2

Possible Duplicate:
Doing an rm -rf on a massive directory tree takes hours

I'm running a simulation program on a computing cluster (Scientific Linux) that generates hundreds of thousands of atomic coordinate files. But I'm having a problem deleting the files because rm -rf never completes and neither does

find . -name * | xargs r

Isn't there a way to just unlink this directory from the directory tree? The storage unit is used by hundreds of other people, so reformatting is not an option.

Thanks

Nick
  • 143
  • 3
  • If you have lots of files it just takes time. For example I have a test system for this with a directory containing 900k files. The solutions in @ewwhite's answer (I recognise those commands Ed!) take ~80 minutes to complete. – user9517 Nov 11 '12 at 08:36

4 Answers4

3

Method 1 Assuming those file are meant to be created, just need to be removed after use.

If possible, have all those files, and only those files, create in a standalone partition or disk. When it is time to deleted them, umount the partition and format it. EXT4 (not EXT2) format only takes a few seconds.

Make sure you are not saving information/report/etc in the same location.
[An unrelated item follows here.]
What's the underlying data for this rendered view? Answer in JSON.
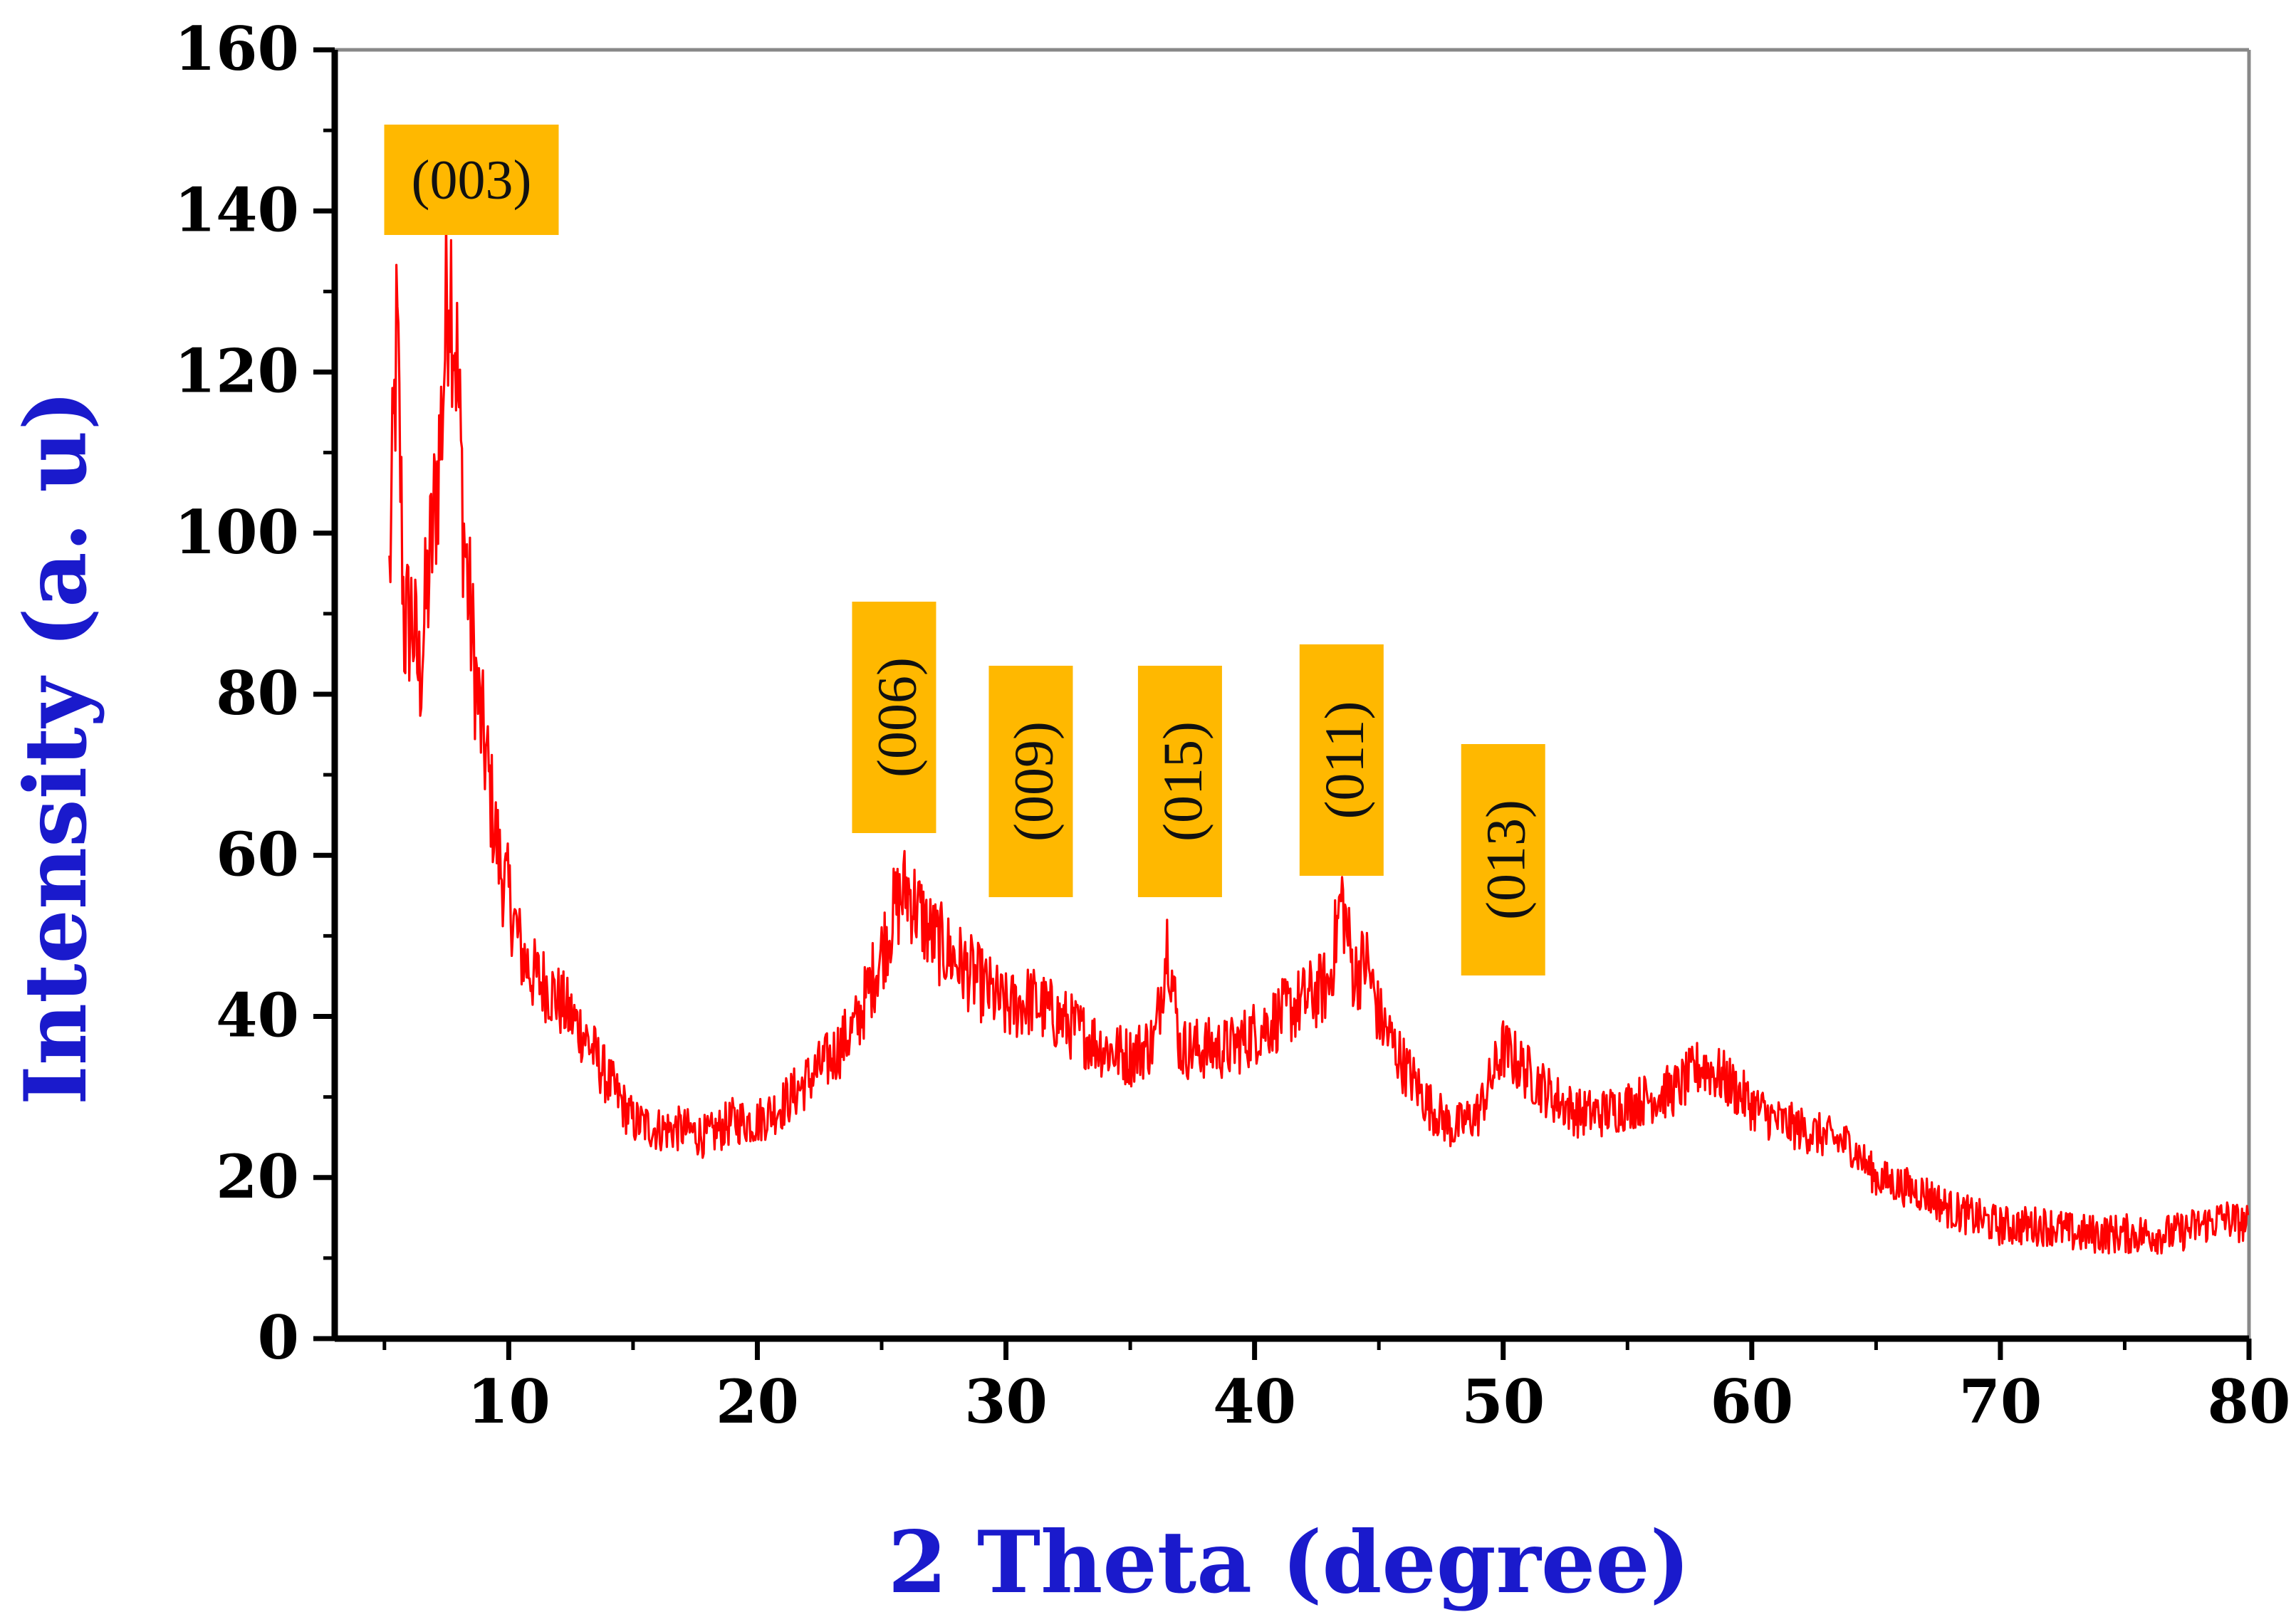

You can mount a new partition or a new disk to the original location, either directly or with the -o bind option.

Method 2

Thinking a bit out of the box, instead of individual file, put all those data into a database table. Then drop the whole table after use.

John Siu
  • 3,577
  • 2
  • 15
  • 23
  • Making a new ext file system doesn't just take a few seconds: for any decently-sized disc it takes many minutes, and for large RAID arrays can take over an hour. – MadHatter Nov 11 '12 at 08:16
  • More arguments for the use of XFS :) – ewwhite Nov 11 '12 at 08:27
  • It is correct if you are referring to ext2, but not ext4. By the way, how much disk space are we talking here, regarding those atomic files? – John Siu Nov 11 '12 at 08:28
2

I typically use something like:

find ./directoryname -type f -name '*file-pattern*' -exec rm {} +

It is also possible to use the -delete flag to the find command.

find ./directoryname -type f -name '*file-pattern*' -delete

Is the generation of these files a problem/bug? Is there anything at the application level that can help?

ewwhite
  • 194,921
  • 91
  • 434
  • 799
2

My guess is you're running across a strange filetype that's blocking rm from completing. Try something like

find . -type d -o -type f -print0 | xargs -0 rm -rf --
Rob Paisley
  • 296
  • 2
  • 9
2

Just unlinking the directory would be perfectly possible if you didn't mind not getting the free space back, and all the files reappearing in /lost+found at the next fsck.

Removing the files isn't the time-consuming bit, it's all the file system maintenance code that tidies up behind the scenes that is time-consuming, and it takes an extra-long time to do millions of small files. It takes even longer if they are in a flat, wide file structure, instead of a deep, thin one (ie many files in few directories instead of many files in may nested directories). As you've noticed, in some cases it can longer to do this than simply to recreate the file system.

If this were my issue, I'd make a custom partition to keep those files in, and in addition, I'd probably use tmpfs, which is better-designed for the storage of temporary files anyway, and will cut down the file system re-creation time.

MadHatter
  • 78,442
  • 20
  • 178
  • 229